Abaqus also uses HHT which is an extension of the Newmark β-method (unless quasi-static dynamic implicit analysis is performed, then the backward Euler method is used.

What’s your alpha value ?

Thank you for the explanation!

I did not set it explicitly:

alpha = -0.050000

I won’t say I’m cheating, but it should be clear that I am processing a signal (displacements) that somehow appears clean. I don’t know how those high frequencies have been filtered out in the speed and displacements, but I have an advantage.

Did you extract the accelerations directly from the solution provided by the algorithm, or did you process it from the speed or displacement in some way?

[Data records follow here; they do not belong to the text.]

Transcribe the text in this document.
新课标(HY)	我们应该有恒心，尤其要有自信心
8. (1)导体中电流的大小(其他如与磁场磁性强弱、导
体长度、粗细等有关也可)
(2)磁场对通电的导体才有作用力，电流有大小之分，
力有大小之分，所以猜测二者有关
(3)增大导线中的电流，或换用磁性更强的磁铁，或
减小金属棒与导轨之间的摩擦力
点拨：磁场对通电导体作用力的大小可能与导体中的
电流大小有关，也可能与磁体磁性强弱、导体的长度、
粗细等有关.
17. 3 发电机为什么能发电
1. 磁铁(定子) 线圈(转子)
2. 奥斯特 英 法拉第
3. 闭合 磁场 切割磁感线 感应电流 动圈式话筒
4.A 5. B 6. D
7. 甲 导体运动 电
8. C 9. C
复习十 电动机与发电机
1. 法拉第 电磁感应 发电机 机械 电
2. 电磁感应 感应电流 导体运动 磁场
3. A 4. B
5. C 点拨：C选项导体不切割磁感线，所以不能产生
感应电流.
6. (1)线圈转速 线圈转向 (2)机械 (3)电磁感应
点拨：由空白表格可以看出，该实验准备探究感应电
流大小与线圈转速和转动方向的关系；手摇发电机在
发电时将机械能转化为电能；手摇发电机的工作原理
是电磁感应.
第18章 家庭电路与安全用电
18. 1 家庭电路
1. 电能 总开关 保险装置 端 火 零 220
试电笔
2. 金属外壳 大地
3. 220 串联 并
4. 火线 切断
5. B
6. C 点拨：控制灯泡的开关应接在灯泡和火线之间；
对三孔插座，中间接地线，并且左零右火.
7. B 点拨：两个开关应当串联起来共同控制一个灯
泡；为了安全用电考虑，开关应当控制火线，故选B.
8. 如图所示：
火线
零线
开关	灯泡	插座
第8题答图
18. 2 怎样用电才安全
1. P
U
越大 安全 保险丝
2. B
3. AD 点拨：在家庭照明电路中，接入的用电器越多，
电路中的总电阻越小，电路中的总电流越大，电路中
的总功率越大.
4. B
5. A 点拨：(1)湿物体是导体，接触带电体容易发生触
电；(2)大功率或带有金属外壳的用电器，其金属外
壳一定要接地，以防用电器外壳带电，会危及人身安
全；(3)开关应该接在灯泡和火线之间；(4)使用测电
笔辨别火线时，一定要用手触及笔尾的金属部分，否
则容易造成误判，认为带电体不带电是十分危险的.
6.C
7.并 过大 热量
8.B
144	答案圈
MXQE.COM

I’ve skimmed through Newmark algorithm, and it uses at least in to points of its construction the mean value theorem (both forward as the algorithm). It is by its own a filter of high order frequencies of the acceleration response. That would explain why velocity and displacement history outputs are smoother than acceleration.

imagen

I also read there are higher order algorithms for dynamics.

Regarding my post proceses acceleration, it is not “better”, it’s smother.

I guess if there is a way to initialize accelerations in ccx?.

Kind of acceleration initial condition to reduce that effect of passing from acceleration zero to 39.478 m/s^2 in the first-time increment. It should help indeed to reduce oscillations in the same way it does considering Initial velocity.

Yes. The algorithm computes the displacements (v), velocities (veold), and accelerations (accold), and I’ve added an output for accold.